Alternative Antworten auf erhöhte Eigenkapitalanforderungen, Graph: Standford University Working Paper Series No. 86: “Fallacies, Irrelevant Facts und Myths in the Discussion of Capital Regulation: Why Bank Equity is NOT Expensive”.
Erhöhte Eigenkapitalanforderungen zwingen die Banken, Geldmittel auf die Seite zu legen, oder in Reserve zu halten:
Dieses Argument verwechselt Liquiditätsbedarf (liquidity requirements) mit Eigenkapitalanforderungen (capital requirements). Eigenkapitalanforderungen beziehen sich darauf, wie die Banken finanziert werden sollen und v.a. auf die Mischung zwischen dem Fremd- und Eigenkapital in der Bilanz der Banken. Es macht keinen Sinn, Kapital auf die Seite zu legen. Die Anforderungen im Hinblick auf die Liquidität beziehen sich auf die Art des Vermögens und die Asset-Mischung, welche die Banken halten müssen. Da sie verschiedene Seiten der Bilanz adressieren, gibt es keinen Zusammenhang zwischen dem Liquiditätsbedarf und den Eigenkapitalanforderungen.
Erhöhte Eigenkapitalanforderungen erhöhen Kapitalisierungskosten der Banken, weil Eigenkapital eine höhere Rendite erfordert als Fremdkapital:
Dieses Argument ist irreführend, weil die erforderliche Rendite auf das Eigenkapital, welches eine Risikoprämie enthält, abnehmen muss, wenn mehr Eigenkapital eingesetzt wird. Jede Argumentation oder Analyse, welche die Eigenkapitalrentabilität festhält, wenn die Veränderungen der Eigenkapitalanforderungen ausgewertet werden, grundlegend fehlerhaft sind.

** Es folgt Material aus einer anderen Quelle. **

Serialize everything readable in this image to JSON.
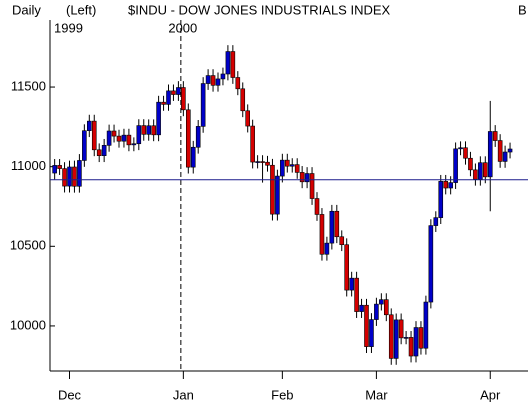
{
  "header": {
    "period": "Daily",
    "axis_side": "(Left)",
    "title": "$INDU - DOW JONES INDUSTRIALS INDEX",
    "right_marker": "B"
  },
  "chart_data": {
    "type": "candlestick",
    "year_labels": [
      {
        "value": 0,
        "label": "1999"
      },
      {
        "value": 26,
        "label": "2000"
      }
    ],
    "xticks": [
      {
        "value": 3,
        "label": "Dec"
      },
      {
        "value": 26,
        "label": "Jan"
      },
      {
        "value": 46,
        "label": "Feb"
      },
      {
        "value": 65,
        "label": "Mar"
      },
      {
        "value": 88,
        "label": "Apr"
      }
    ],
    "ylim": [
      9717,
      11921
    ],
    "yticks": [
      10000,
      10500,
      11000,
      11500
    ],
    "reference_line": 10918,
    "reference_color": "#1c1c8c",
    "up_color": "#0000c8",
    "down_color": "#d40000",
    "open": [
      10960,
      11008,
      10988,
      10878,
      10998,
      10877,
      11039,
      11226,
      11286,
      11106,
      11069,
      11134,
      11224,
      11192,
      11160,
      11198,
      11137,
      11144,
      11258,
      11203,
      11257,
      11200,
      11405,
      11391,
      11476,
      11453,
      11497,
      11357,
      10997,
      11122,
      11253,
      11522,
      11572,
      11511,
      11551,
      11582,
      11723,
      11560,
      11489,
      11351,
      11255,
      11029,
      11032,
      11028,
      11009,
      10702,
      10941,
      11041,
      11003,
      11013,
      10964,
      10905,
      10957,
      10800,
      10700,
      10450,
      10520,
      10720,
      10560,
      10510,
      10225,
      10300,
      10090,
      10130,
      9870,
      10040,
      10137,
      10165,
      10070,
      9796,
      10038,
      9925,
      9928,
      9811,
      9990,
      9860,
      10150,
      10630,
      10680,
      10908,
      10866,
      10900,
      11112,
      11119,
      11053,
      10980,
      10921,
      11025,
      10936,
      11221,
      11164,
      11033,
      11092
    ],
    "high": [
      11048,
      11048,
      11028,
      11038,
      11038,
      11079,
      11266,
      11326,
      11326,
      11146,
      11174,
      11264,
      11264,
      11232,
      11238,
      11238,
      11184,
      11298,
      11298,
      11297,
      11297,
      11445,
      11445,
      11516,
      11516,
      11537,
      11537,
      11397,
      11162,
      11293,
      11562,
      11612,
      11612,
      11591,
      11622,
      11763,
      11763,
      11600,
      11529,
      11391,
      11295,
      11072,
      11072,
      11068,
      11049,
      10981,
      11081,
      11081,
      11053,
      11053,
      11004,
      10997,
      10997,
      10840,
      10740,
      10560,
      10760,
      10760,
      10600,
      10550,
      10340,
      10340,
      10170,
      10170,
      10080,
      10177,
      10205,
      10205,
      10110,
      10078,
      10078,
      9968,
      9968,
      10030,
      10030,
      10190,
      10670,
      10720,
      10948,
      10948,
      10940,
      11152,
      11159,
      11159,
      11093,
      11020,
      11065,
      11065,
      11413,
      11261,
      11204,
      11132,
      11151
    ],
    "low": [
      10920,
      10948,
      10838,
      10838,
      10837,
      10837,
      10999,
      11186,
      11066,
      11029,
      11029,
      11094,
      11152,
      11120,
      11120,
      11097,
      11097,
      11104,
      11163,
      11163,
      11160,
      11160,
      11351,
      11351,
      11413,
      11413,
      11317,
      10957,
      10957,
      11082,
      11213,
      11482,
      11471,
      11471,
      11511,
      11542,
      11520,
      11449,
      11311,
      11215,
      10989,
      10989,
      10900,
      10969,
      10662,
      10662,
      10901,
      10963,
      10963,
      10924,
      10865,
      10865,
      10760,
      10660,
      10410,
      10410,
      10480,
      10520,
      10470,
      10185,
      10185,
      10050,
      10050,
      9830,
      9830,
      10000,
      10097,
      10030,
      9756,
      9756,
      9885,
      9885,
      9771,
      9771,
      9820,
      9820,
      10110,
      10590,
      10640,
      10826,
      10826,
      10860,
      11072,
      11013,
      10940,
      10881,
      10881,
      10896,
      10720,
      11124,
      10993,
      10993,
      11052
    ],
    "close": [
      11008,
      10988,
      10878,
      10998,
      10877,
      11039,
      11226,
      11286,
      11106,
      11069,
      11134,
      11224,
      11192,
      11160,
      11198,
      11137,
      11144,
      11258,
      11203,
      11257,
      11200,
      11405,
      11391,
      11476,
      11453,
      11497,
      11357,
      10997,
      11122,
      11253,
      11522,
      11572,
      11511,
      11551,
      11582,
      11723,
      11560,
      11489,
      11351,
      11255,
      11029,
      11032,
      11028,
      11009,
      10702,
      10941,
      11041,
      11003,
      11013,
      10964,
      10905,
      10957,
      10800,
      10700,
      10450,
      10520,
      10720,
      10560,
      10510,
      10225,
      10300,
      10090,
      10130,
      9870,
      10040,
      10137,
      10165,
      10070,
      9796,
      10038,
      9925,
      9928,
      9811,
      9990,
      9860,
      10150,
      10630,
      10680,
      10908,
      10866,
      10900,
      11112,
      11119,
      11053,
      10980,
      10921,
      11025,
      10936,
      11221,
      11164,
      11033,
      11092,
      11111
    ]
  }
}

Erhöhte Eigenkapitalanforderungen verringern die Eigenkapitalrentabilität (ROE) der Banken und das bedeutet ein Wertverlust:
Dieses Argument ist irreführend. Die erwartete Eigenkapitalrentabilität einer Bank nimmt mit Leverage (Fremdkapital) zu und würde daher abnehmen, wenn Leverage reduziert wird. Diese Änderung kompensiert lediglich die Veränderung des Risikos, welches von Anteilseigner getragen wird und bedeutet nicht, dass der Shareholder Value verloren oder gewonnen wird. Aktionäre, die zusätzliche Risiken tragen wollen, können ihre durchschnittliche Rendite erhöhen, indem sie Aktien auf Margin kaufen.

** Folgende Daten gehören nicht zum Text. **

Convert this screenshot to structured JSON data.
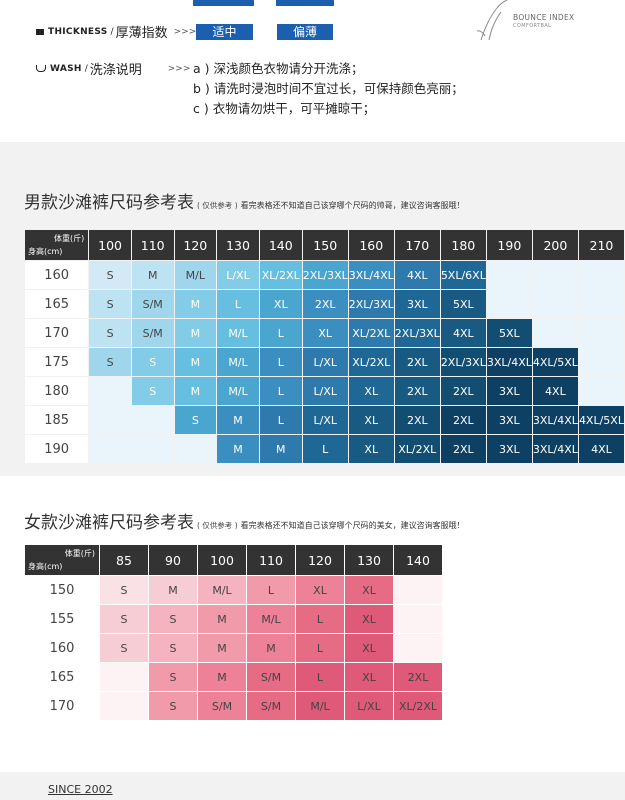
{
  "thickness": {
    "label_en": "THICKNESS",
    "label_zh": "厚薄指数",
    "arrows": ">>>",
    "options": [
      "适中",
      "偏薄"
    ]
  },
  "wash": {
    "label_en": "WASH",
    "label_zh": "洗涤说明",
    "arrows": ">>>",
    "lines": [
      "a ) 深浅颜色衣物请分开洗涤；",
      "b ) 请洗时浸泡时间不宜过长，可保持颜色亮丽；",
      "c ) 衣物请勿烘干，可平摊晾干；"
    ]
  },
  "brand": {
    "name": "BOUNCE INDEX",
    "sub": "COMFORTBAL"
  },
  "men_chart": {
    "title": "男款沙滩裤尺码参考表",
    "note": "( 仅供参考 )",
    "subtitle": "看完表格还不知道自己该穿哪个尺码的帅哥，建议咨询客服哦！",
    "corner_weight": "体重(斤)",
    "corner_height": "身高(cm)",
    "weights": [
      "100",
      "110",
      "120",
      "130",
      "140",
      "150",
      "160",
      "170",
      "180",
      "190",
      "200",
      "210"
    ],
    "heights": [
      "160",
      "165",
      "170",
      "175",
      "180",
      "185",
      "190"
    ],
    "rows": [
      [
        "S",
        "M",
        "M/L",
        "L/XL",
        "XL/2XL",
        "2XL/3XL",
        "3XL/4XL",
        "4XL",
        "5XL/6XL",
        "",
        "",
        ""
      ],
      [
        "S",
        "S/M",
        "M",
        "L",
        "XL",
        "2XL",
        "2XL/3XL",
        "3XL",
        "5XL",
        "",
        "",
        ""
      ],
      [
        "S",
        "S/M",
        "M",
        "M/L",
        "L",
        "XL",
        "XL/2XL",
        "2XL/3XL",
        "4XL",
        "5XL",
        "",
        ""
      ],
      [
        "S",
        "S",
        "M",
        "M/L",
        "L",
        "L/XL",
        "XL/2XL",
        "2XL",
        "2XL/3XL",
        "3XL/4XL",
        "4XL/5XL",
        ""
      ],
      [
        "",
        "S",
        "M",
        "M/L",
        "L",
        "L/XL",
        "XL",
        "2XL",
        "2XL",
        "3XL",
        "4XL",
        ""
      ],
      [
        "",
        "",
        "S",
        "M",
        "L",
        "L/XL",
        "XL",
        "2XL",
        "2XL",
        "3XL",
        "3XL/4XL",
        "4XL/5XL"
      ],
      [
        "",
        "",
        "",
        "M",
        "M",
        "L",
        "XL",
        "XL/2XL",
        "2XL",
        "3XL",
        "3XL/4XL",
        "4XL"
      ]
    ]
  },
  "women_chart": {
    "title": "女款沙滩裤尺码参考表",
    "note": "( 仅供参考 )",
    "subtitle": "看完表格还不知道自己该穿哪个尺码的美女，建议咨询客服哦！",
    "corner_weight": "体重(斤)",
    "corner_height": "身高(cm)",
    "weights": [
      "85",
      "90",
      "100",
      "110",
      "120",
      "130",
      "140"
    ],
    "heights": [
      "150",
      "155",
      "160",
      "165",
      "170"
    ],
    "rows": [
      [
        "S",
        "M",
        "M/L",
        "L",
        "XL",
        "XL",
        ""
      ],
      [
        "S",
        "S",
        "M",
        "M/L",
        "L",
        "XL",
        ""
      ],
      [
        "S",
        "S",
        "M",
        "M",
        "L",
        "XL",
        ""
      ],
      [
        "",
        "S",
        "M",
        "S/M",
        "L",
        "XL",
        "2XL"
      ],
      [
        "",
        "S",
        "S/M",
        "S/M",
        "M/L",
        "L/XL",
        "XL/2XL"
      ]
    ]
  },
  "footer": {
    "since": "SINCE 2002"
  },
  "colors": {
    "header_dark": "#333333",
    "accent_blue": "#1b5fae",
    "men_ramp": [
      "#eaf5fb",
      "#d3eaf6",
      "#bde3f2",
      "#9fd6ec",
      "#82cce8",
      "#66bfe1",
      "#4aa5cf",
      "#3b8ec0",
      "#2e7aad",
      "#1f6896",
      "#185a82",
      "#124d72",
      "#0e4064"
    ],
    "women_ramp": [
      "#fdf2f4",
      "#fae1e6",
      "#f7cdd5",
      "#f4b3bf",
      "#f19aa9",
      "#ec8197",
      "#e66b85",
      "#df5a79"
    ]
  }
}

Erhöhte Eigenkapitalanforderungen erhöhen Finanzierungskosten der Banken, weil die Banken nicht in der Lage wären, zu günstigen Sätzen (welche durch Steuervorteile und andere Subventionen geschaffen werden) Kapital zu leihen:
Es ist wahr, dass die Fremdfinanzierung durch Steuern und implizierte Garantien subventioniert und die Finanzierung durch Eigenkapital wirksam geahndet werden. Eine Politik, die hohe Leverage fördert, ist paradox und verzerrend, weil hohe Leverage eine Quelle von systemischen Risiken ist. Die Zuschüsse stammen aus öffentlichen Mitteln. Wenn einige Aktivitäten von Banken einer Förderung durch die öffentliche Hand wert sind, dann sollten diese Tätigkeiten direkt unterstützt werden.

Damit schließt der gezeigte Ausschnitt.